Die Deutsche Bank hat kürzlich die beliebte Börsenregel "Sell in May and go away" angezweifelt. Viele Investoren verlassen sich auf diesen Rat, der besagt, dass man im Mai seine Aktien verkaufen und bis zum Herbst abwarten sollte, da die Märkte in den Sommermonaten oft schwächeln. Doch Analysten der Bank warnen, dass diese Strategie riskant sein könnte, da sie bedeutende Marktchancen verpasst.

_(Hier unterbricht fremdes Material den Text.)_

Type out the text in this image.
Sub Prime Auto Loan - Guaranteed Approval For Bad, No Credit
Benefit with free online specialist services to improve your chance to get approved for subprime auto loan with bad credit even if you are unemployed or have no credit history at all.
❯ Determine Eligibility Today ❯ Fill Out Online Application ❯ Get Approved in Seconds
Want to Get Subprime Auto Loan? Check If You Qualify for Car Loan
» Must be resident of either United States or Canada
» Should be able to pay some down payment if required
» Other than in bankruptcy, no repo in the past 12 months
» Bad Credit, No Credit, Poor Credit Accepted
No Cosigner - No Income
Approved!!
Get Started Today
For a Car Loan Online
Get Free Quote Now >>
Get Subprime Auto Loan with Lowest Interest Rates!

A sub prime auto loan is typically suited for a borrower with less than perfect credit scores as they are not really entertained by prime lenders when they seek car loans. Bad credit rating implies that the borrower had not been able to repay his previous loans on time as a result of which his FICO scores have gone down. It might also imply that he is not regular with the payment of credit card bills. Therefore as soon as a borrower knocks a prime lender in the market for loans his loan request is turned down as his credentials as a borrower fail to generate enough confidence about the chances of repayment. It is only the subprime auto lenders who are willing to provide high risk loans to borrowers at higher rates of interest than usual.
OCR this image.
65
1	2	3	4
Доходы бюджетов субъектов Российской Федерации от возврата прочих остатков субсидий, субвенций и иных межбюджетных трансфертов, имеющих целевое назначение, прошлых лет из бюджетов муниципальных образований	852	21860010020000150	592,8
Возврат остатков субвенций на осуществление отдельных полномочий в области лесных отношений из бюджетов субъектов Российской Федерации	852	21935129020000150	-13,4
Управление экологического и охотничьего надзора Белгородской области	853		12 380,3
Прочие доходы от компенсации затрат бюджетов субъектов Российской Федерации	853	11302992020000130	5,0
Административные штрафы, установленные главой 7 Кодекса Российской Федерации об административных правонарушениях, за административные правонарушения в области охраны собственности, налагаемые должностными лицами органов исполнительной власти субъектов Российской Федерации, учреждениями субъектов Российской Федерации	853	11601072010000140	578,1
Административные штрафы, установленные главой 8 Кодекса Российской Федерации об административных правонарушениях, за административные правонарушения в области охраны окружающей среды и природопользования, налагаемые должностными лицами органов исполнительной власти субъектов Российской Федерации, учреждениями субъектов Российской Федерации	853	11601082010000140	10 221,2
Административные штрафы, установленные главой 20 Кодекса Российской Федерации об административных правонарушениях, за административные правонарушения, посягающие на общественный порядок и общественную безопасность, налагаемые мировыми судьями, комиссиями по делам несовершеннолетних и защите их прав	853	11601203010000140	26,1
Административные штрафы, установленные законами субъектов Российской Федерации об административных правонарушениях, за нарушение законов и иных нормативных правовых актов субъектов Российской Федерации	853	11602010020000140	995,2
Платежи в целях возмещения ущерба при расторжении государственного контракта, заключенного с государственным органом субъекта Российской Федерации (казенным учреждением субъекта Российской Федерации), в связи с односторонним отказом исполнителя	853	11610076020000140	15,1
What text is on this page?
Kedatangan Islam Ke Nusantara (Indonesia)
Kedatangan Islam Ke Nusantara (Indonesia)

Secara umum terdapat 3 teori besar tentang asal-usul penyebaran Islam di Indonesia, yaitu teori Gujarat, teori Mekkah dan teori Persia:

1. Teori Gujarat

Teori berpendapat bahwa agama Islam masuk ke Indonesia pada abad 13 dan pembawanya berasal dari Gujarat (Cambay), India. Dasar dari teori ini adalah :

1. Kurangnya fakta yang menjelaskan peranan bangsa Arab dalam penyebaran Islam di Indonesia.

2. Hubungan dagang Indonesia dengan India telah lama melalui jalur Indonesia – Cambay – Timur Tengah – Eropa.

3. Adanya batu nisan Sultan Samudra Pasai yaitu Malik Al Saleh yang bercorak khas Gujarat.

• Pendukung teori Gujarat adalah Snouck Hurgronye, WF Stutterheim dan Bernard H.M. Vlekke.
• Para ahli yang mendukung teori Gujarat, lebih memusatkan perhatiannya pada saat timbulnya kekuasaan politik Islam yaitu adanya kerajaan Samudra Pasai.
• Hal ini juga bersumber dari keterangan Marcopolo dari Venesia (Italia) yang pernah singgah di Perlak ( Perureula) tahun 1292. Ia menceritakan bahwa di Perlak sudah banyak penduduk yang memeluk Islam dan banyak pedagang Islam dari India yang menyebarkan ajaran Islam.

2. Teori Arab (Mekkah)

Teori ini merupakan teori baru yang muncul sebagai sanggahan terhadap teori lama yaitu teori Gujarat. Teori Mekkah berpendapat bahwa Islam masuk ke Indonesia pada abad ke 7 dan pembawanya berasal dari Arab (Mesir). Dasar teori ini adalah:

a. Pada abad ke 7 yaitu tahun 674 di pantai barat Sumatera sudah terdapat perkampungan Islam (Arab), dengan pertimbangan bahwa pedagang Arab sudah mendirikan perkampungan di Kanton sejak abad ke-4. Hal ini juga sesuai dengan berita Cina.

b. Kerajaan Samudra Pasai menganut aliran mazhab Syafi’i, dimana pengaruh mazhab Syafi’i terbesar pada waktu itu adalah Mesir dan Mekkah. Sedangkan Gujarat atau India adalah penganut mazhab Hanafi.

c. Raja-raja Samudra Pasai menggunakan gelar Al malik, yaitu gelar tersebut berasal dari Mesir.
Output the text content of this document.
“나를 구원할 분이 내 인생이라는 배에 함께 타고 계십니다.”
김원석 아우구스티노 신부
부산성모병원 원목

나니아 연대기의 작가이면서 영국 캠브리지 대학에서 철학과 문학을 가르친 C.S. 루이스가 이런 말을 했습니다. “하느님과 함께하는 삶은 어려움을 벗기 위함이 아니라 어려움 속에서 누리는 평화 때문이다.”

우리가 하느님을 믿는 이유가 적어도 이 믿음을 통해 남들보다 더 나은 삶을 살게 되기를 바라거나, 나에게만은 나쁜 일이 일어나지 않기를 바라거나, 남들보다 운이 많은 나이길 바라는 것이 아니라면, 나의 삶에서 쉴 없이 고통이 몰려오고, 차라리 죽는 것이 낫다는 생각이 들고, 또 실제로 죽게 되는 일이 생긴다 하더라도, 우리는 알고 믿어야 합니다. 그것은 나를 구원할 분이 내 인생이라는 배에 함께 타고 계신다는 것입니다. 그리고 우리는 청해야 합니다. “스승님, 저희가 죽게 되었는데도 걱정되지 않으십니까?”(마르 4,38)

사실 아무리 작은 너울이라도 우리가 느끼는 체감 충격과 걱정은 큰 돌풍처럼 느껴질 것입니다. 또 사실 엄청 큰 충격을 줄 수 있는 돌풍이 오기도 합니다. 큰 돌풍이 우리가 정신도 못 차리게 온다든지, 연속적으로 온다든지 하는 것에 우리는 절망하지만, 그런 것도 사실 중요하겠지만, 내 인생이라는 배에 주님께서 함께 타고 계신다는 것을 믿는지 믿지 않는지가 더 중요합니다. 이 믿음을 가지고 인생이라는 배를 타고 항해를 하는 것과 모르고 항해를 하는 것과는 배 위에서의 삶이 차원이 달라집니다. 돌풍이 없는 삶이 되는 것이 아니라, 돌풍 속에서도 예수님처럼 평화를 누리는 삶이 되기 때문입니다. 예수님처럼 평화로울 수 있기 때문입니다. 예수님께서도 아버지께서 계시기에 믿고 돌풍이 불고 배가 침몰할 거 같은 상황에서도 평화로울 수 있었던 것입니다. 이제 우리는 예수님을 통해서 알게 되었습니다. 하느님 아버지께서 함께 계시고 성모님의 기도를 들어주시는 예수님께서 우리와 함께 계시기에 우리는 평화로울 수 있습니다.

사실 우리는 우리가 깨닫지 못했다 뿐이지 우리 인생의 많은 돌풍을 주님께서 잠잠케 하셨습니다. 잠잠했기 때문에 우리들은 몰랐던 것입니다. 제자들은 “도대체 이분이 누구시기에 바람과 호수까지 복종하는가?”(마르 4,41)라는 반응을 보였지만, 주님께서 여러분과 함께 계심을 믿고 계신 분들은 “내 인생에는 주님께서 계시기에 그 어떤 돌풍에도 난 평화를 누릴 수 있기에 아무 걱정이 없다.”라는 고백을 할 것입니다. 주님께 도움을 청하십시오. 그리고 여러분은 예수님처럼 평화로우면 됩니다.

Bemerkenswert ist, dass die Analyse der Deutsche Bank zeigt, dass die Sommermonate in den letzten Jahren nicht immer die schwächsten Monate für den Aktienmarkt waren. Tatsächlich hat die Bank festgestellt, dass in einigen Jahren die Renditen während des Sommers durchaus positiv waren. Dies könnte dazu führen, dass Investoren, die sich strikt an diese Regel halten, potenzielle Gewinne verpassen. Die Botschaft ist klar: Analyseresultate legen nahe, dass eine differenzierte Betrachtung der Marktbedingungen und eine flexible Anlagestrategie weitaus erfolgversprechender sein könnten.